After nearly two years, the deaths of more than 1,400 troops and the expenditure of well over $200 billion, Bush still refuses to spell out an exit strategy. Instead, he speaks of bringing the troops home "as soon as possible" and hails Sunday's election for an interim national assembly.
The onetime goal of ridding the country of weapons of mass destruction went by the boards when it turned out there were no such weapons. The new target is Iraq as a launching pad for democracy in the Middle East. But the more immediate result has been to create a new rallying point for Islamic fundamentalists.
U.S. officials say American troops will stay until Iraq can protect itself. Does that mean years, decades? A top general said Monday that the Army expects to keep 120,000 troops in the country for at least two years, unless attacks by insurgents lessen or Iraqi forces become more capable.
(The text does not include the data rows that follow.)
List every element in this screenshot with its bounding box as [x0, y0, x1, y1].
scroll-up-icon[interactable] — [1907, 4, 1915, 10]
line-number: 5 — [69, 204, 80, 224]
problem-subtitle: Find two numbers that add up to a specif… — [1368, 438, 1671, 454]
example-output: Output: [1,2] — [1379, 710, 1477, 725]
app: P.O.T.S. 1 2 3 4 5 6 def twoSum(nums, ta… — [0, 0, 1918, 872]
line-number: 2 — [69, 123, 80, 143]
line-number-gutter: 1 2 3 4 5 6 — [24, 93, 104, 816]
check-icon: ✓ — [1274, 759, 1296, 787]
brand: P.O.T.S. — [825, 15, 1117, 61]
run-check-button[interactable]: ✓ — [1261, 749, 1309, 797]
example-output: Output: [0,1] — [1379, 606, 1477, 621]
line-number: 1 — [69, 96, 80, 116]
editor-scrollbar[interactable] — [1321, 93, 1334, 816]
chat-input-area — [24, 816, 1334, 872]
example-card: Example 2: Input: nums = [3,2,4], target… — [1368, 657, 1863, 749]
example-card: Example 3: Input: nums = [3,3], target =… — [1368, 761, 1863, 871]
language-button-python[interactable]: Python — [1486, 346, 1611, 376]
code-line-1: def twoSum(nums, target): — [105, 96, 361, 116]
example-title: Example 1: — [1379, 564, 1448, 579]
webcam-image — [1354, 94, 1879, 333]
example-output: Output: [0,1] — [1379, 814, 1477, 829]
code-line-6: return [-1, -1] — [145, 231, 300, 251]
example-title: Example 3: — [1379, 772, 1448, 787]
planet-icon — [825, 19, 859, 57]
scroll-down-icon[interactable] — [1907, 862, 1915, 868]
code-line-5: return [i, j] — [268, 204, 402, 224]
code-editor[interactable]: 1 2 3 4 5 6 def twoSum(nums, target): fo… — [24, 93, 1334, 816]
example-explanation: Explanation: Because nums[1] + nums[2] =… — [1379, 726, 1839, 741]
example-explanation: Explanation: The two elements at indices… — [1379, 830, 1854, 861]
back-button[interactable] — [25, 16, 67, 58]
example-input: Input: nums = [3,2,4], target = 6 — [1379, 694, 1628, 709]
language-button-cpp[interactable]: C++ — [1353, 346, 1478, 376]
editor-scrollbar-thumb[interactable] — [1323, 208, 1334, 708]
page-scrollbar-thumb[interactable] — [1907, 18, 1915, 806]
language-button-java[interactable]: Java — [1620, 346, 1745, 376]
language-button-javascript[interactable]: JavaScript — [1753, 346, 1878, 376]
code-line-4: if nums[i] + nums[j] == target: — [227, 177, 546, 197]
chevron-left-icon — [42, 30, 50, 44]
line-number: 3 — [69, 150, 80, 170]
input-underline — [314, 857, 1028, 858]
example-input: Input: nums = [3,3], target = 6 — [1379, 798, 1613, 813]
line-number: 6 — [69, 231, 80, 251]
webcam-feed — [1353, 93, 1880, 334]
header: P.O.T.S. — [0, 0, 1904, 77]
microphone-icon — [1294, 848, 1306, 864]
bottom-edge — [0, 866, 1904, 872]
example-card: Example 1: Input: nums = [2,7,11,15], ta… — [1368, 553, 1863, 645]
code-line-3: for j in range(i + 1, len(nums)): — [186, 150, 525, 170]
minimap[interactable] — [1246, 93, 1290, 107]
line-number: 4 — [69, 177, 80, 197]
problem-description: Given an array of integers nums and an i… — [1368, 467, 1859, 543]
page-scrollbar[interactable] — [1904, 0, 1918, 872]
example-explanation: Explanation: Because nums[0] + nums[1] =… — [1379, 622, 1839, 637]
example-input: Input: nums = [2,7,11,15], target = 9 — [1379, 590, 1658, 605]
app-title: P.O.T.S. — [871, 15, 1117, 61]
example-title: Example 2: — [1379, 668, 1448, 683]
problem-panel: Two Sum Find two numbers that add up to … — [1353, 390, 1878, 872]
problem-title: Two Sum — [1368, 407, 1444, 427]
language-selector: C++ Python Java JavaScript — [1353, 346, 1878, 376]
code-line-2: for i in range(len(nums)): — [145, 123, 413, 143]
But troop deployments have stretched the Army greatly and forced the call-up of large numbers of reserves and National Guard troops. The commander of the Army Reserve said last month that "dysfunctional" Pentagon policies have hurt morale and threaten to turn the 200,000-strong organization into a "broken force."
American citizens, who are paying the bill for all this and watching their neighbors or loved ones die in combat, deserve more than comforting platitudes from the president. They deserve to know how long it is expected to take to train Iraqi soldiers, police and other security forces. Can 50,000 of the 150,000 U.S. troops now in Iraq come home when 20,000 Iraqi soldiers and 100,000 police are trained? What will it take to bring the next 50,000 Americans home?
We'll need evidence to support the claims of progress and estimates, not just someone's word; we remember the administration's claims about weapons of mass destruction and its lowballing of the war's cost in money and troops. When the Army chief of staff, Gen. Eric K. Shinseki, said before the war that it would take several hundred thousand troops to pacify the country, Deputy Defense Secretary Paul D. Wolfowitz called the figure "wildly inaccurate." When the director of the president's National Economic Council, Lawrence Lindsey, estimated the war would cost $100 billion to $200 billion, administration officials said the figures were too high. Shinseki was sidelined, and Lindsey was fired.
Iraq is not Vietnam, but an open-ended commitment of troops and the talk of using increasing numbers of soldiers as "trainers" for Iraqi forces summon ghosts of quagmire and years of deceit that ravaged an army and a nation. We can't afford to walk down that trail again.